世に知られていない作品をどうやって見つけるか、という話を延々と続けてきました。今日はお願いです。
八方手を尽くしていろいろと見つけ続けていますが、中には存在がわかっていながら見つからないものもかなりあります。ソースは『高村光太郎全集』の年譜や解題に書かれている情報、北川太一先生や他の方に聞いて知った情報、古い雑誌に書かれていた情報などです。
②書簡「あめりかよりの書簡二通」明治44年2月? 雑誌『秀才文壇』掲載
③散文「感想断片」明治45年4月? 雑誌『秀才文壇』掲載
④散文?「皮肉屋と言ふ事は卑怯者と同じだ」大正2年4月? 雑誌『新文林』忠誠堂
⑤翻訳「フアン ゴツホの手紙(三)」同
⑥詩?「その午後に」大正2年5月 雑誌『水鴬』創刊号
⑦表紙画 雑誌『鉄針』大正3年1月 俳句雑誌
⑧散文?「文章座右銘」大正2~3頃 雑誌『中央文学』聖書の文句を仏蘭西語で紹介
⑨翻訳「テーンの芸術論」大正10年4月
⑪翻訳「栗色の顔をした野の若者よ」昭和2年1月 雑誌『太陽花』第2巻第1号 太陽花詩社 ホイットマン詩
⑫題字 雑誌『巨木』昭和3年6月
⑬散文?「生活の光彩」昭和15年5月 雑誌『オール女性』第8巻第2号
⑭題字 雑誌『詩層』昭和18年 (見つかりました)
⑮題字 雑誌『山脈』昭和24年頃
⑫題字 雑誌『巨木』昭和3年6月
⑬散文?「生活の光彩」昭和15年5月 雑誌『オール女性』第8巻第2号
⑮題字 雑誌『山脈』昭和24年頃
題名や掲載誌名、時期には多少のずれがあるかも知れませんし、結局掲載されずに終わったとか、単純な勘違いとかいうこともあるかもしれませんが、上記に関して何か情報のある方は御教示いただければ幸いです。

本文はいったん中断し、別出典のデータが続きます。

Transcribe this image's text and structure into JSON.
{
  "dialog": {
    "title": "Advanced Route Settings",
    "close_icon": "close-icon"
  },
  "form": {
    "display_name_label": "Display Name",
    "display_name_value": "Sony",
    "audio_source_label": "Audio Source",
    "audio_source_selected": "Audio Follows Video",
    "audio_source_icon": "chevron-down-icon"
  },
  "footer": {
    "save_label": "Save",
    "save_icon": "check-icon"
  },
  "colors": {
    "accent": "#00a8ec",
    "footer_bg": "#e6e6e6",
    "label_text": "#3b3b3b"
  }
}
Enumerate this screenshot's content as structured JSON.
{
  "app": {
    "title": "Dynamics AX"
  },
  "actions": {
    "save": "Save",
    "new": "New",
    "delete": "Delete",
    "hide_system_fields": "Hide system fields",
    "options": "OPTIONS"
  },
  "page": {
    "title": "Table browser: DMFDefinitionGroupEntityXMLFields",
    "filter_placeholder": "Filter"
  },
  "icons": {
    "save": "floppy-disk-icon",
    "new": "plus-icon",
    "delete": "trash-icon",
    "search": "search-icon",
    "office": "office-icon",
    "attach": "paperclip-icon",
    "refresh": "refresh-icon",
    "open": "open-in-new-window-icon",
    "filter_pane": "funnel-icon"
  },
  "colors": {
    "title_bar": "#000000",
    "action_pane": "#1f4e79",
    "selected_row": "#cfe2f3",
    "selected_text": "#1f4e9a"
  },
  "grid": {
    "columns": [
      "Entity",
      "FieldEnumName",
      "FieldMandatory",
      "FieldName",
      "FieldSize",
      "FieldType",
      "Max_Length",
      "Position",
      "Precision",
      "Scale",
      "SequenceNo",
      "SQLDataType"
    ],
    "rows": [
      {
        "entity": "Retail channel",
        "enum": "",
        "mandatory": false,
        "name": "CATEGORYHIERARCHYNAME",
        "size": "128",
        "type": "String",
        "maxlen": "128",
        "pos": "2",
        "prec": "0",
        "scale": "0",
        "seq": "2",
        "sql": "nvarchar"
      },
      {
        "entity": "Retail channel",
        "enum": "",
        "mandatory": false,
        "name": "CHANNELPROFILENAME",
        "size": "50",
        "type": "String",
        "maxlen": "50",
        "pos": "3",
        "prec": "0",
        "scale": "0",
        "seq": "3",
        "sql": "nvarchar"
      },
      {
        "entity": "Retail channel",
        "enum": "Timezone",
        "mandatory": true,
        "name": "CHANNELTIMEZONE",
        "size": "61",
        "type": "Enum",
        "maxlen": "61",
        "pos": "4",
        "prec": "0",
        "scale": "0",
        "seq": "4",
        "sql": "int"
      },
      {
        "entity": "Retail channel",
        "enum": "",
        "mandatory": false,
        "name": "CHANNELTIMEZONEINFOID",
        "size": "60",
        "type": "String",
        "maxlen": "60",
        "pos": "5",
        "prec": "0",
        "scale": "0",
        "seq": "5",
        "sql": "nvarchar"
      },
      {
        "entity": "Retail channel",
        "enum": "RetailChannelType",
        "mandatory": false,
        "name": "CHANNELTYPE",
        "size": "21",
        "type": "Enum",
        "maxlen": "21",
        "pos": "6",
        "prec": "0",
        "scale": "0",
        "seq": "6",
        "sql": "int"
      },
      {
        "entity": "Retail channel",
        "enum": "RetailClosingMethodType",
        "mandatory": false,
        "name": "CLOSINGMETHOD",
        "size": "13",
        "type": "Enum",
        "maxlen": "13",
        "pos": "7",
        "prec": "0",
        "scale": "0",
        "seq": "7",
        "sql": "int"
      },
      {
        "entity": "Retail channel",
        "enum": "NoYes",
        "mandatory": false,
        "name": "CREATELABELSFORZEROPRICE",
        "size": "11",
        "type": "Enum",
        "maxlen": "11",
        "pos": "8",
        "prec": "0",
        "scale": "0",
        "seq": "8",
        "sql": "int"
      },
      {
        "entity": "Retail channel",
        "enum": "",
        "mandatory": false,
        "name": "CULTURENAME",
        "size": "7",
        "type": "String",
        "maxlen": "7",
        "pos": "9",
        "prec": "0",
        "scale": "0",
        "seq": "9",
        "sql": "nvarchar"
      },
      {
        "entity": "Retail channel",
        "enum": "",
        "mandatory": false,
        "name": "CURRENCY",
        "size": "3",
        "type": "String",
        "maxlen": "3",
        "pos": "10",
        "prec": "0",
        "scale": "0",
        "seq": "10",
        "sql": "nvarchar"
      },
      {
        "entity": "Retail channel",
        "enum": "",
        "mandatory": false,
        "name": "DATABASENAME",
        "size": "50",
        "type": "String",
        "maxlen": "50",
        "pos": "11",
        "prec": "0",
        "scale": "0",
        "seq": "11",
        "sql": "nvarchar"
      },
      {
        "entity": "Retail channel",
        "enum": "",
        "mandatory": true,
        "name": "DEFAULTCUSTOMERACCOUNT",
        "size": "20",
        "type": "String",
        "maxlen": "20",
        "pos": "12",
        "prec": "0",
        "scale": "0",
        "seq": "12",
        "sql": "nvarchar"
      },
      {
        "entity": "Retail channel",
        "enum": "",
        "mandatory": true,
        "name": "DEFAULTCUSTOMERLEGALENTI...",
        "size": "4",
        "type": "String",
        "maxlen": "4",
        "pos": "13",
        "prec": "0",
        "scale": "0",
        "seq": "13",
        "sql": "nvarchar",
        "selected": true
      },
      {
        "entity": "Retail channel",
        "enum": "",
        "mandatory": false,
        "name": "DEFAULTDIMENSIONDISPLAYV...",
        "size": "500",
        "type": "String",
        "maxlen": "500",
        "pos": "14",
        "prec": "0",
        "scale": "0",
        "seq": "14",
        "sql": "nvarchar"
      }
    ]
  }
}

⑪の、翻訳「栗色の顔をした野の若者よ」に関し、信じられないようなエピソードがありますので、ご紹介します。数年前、掲載誌の雑誌『太陽花』第2巻第1号が、横浜・港の見える丘公園にある神奈川近代文学館に所蔵されていることをつきとめ、意気揚々と閲覧に行きました。所定の続きをし、係員の方に書庫から出してきていただき、手に取りました。まずは目次のページを見ますと、確かに「栗色の顔をした野の若者よ」高村光太郎訳という記述があり「よし!」と心の中で快哉を叫びました。ところが、ページを繰っても見つかりません。よく見ると、なんと、問題の「栗色の顔をした野の若者よ」が載っているはずのページだけが破り取られているのです。諦めきれず、係員の方に破れているページだけ他に保管していないかなど聞いてみましたが無駄でした。こういうこともあるんですね……。
ちなみに当方の生活圏にある銚子市青少年文化会館のロビーに、郷土の偉人を紹介するコーナーが作られています。その中で銚子出身の詩人・宮崎丈二も取り上げられており、光太郎から宮崎宛の書簡が4通ほど展示されています。その中の一通は『全集』第21巻に収められた大正15年(1926)11月16日付けの書簡番号2426ですが「太陽花への原稿を忘れないうちにあなたまでお届けして置きます。なるたけ短いものを選びました。」という一節が。しかも封筒には(原稿在中)の文字まで。まさしくこの「栗色の顔をした野の若者よ」の原稿とともに送られた書簡と思われます。銚子市青少年文化会館、時折用事があっていくのですが、そのたびこの書簡を見て神奈川近代文学館での苦い体験を思い出します。
こうした因縁もあり、「栗色の顔をした野の若者よ」、絶対に見つけてやる!と心に誓っています。
2014/4追記 上記光太郎書簡の展示は2014/4現在、無くなっていました。
上記で挙げた他の作品も是非見つけたいと思っていますので、ご協力よろしくお願いいたします。